The articles assigned from The Imperial University really got me thinking about the contradictory nature of the tenure process in regards to academic freedom. Apparently this is not a new debate; in 1940 the American Association of University Professors felt the need to publish a Statement of Principles on Academic Freedom and Tenure. In it, they state that:

Institutions of higher education are conducted for the common good and not to further the interest of either the individual teacher or the institution as a whole. The common good depends upon the free search for truth and its free exposition. Academic freedom is essential to these purposes and applies to both teaching and research. Freedom in research is fundamental to the advancement of truth. Academic freedom in its teaching aspect is fundamental for the protection of the rights of the teacher in teaching and of the student to freedom in learning. It carries with it duties correlative with rights.

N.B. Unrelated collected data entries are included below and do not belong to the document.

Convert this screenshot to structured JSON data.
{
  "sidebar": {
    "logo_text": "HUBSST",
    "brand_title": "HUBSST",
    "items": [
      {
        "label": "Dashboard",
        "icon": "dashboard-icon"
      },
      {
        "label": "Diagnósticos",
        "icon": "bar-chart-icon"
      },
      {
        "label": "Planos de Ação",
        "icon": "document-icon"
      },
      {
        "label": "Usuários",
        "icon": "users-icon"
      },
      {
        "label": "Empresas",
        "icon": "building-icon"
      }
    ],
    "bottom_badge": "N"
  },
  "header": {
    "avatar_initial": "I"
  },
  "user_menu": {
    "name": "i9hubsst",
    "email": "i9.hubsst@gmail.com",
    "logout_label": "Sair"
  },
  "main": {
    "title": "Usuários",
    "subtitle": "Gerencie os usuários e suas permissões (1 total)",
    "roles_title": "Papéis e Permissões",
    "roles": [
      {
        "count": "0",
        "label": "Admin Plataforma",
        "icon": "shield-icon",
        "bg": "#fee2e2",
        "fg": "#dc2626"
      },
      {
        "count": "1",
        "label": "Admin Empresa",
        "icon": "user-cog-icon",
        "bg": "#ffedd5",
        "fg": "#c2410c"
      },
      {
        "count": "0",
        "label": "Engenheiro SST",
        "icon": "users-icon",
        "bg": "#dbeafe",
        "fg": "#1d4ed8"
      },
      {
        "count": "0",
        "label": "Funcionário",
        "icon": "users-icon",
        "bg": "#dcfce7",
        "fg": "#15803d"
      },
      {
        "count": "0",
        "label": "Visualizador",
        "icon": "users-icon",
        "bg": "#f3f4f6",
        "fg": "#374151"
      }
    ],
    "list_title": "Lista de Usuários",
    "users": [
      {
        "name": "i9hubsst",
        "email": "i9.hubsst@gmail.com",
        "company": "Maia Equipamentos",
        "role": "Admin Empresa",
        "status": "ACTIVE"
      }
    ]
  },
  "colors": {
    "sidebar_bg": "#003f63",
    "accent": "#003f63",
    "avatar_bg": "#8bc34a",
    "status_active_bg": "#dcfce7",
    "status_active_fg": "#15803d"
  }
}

Tenure is a means to certain ends; specifically: (1) freedom of teaching and research and of extramural activities, and (2) a sufficient degree of economic security to make the profession attractive to men and women of ability. Freedom and economic security, hence, tenure, are indispensable to the success of an institution in fulfilling its obligations to its students and to society.

The AAUP’s definition of tenure asserts that “tenure, briefly stated, is an arrangement whereby faculty members, after successful completion of a period of probationary service, can be dismissed only for adequate cause.”

Obviously, I am all for academic freedom and tenure and, like many of us, I am hoping and praying and putting in work (not necessarily in that order) in order to secure a tenure-track job down the road. However, it’s the “successful completion of a period of probationary service” in the AAUP’s definition that gives me pause. The articles by Salaita, De Genova and Pulido attest to how tenuous that probationary period can be for dissenters and/or people of color (and incidentally, I love Moten and Harvey’s definition of the “undercommons of enlightenment” as the place “where the work gets done, where the work gets subverted, where the revolution is still black, still strong”).

The assigned articles have helped clarify the importance of tenure (on grounds other than the purely economic) and strengthen my resolve to fight against the corporatization and adjunctification of academia. But my question is, in this fight, how do we also fight for academic freedom that begins before one receives tenure? Perhaps this sounds far-fetched, but it seems absolutely absurd to me that academic freedom is something one must earn, and moreover that it must be earned by subjecting oneself to its very opposite. If, as the AAUP declares, academic freedom “is fundamental for the protection of … the student to freedom in learning”, and if more and more students are being taught by adjuncts, then denying academic freedom to nontenured faculty also amounts to a clear attack on students’ rights.

I almost wonder if we, as a whole, need to question the very nature of tenure itself, which, as is apparent by the experiences of the three authors, is also a punitive measure that actually ends up silencing dissent – or placing a chill, a hesitation, on those (myself included) who would challenge the imperial university and the state structures it upholds. De Genova’s article in particular reminds of Foucault’s analysis of the “panoptic modality of power” in Discipline and Punish: “The general juridicial form that guaranteed a system of rights that were egalitarian in principle were supported by these tiny, everyday, physical mechanisms, by all those systems of micro-power that are essentially non-egalitarian and asymmetrical that we call the disciplines” (565). The fact that De Genova was isolated by his peers for engaging in discourse on the war in Iraq screams of spectacle and surveillance, reinforced when he was denied tenure. I guess I’m wondering how we all participate in the processes of micro-power when we don’t question the disciplinary nature of the tenure process.

I would love to hear what you all think of this. Happy last day of class – we made it (most of us) through our first semester!

Works Cited:
Foucault, Michel. “Discipline and Punish.” Literary Theory: An Anthology. Eds. Julie Rivkin and Michael Ryan.  Malden, MA: Blackwell Pub, 2004. 549-565. Print.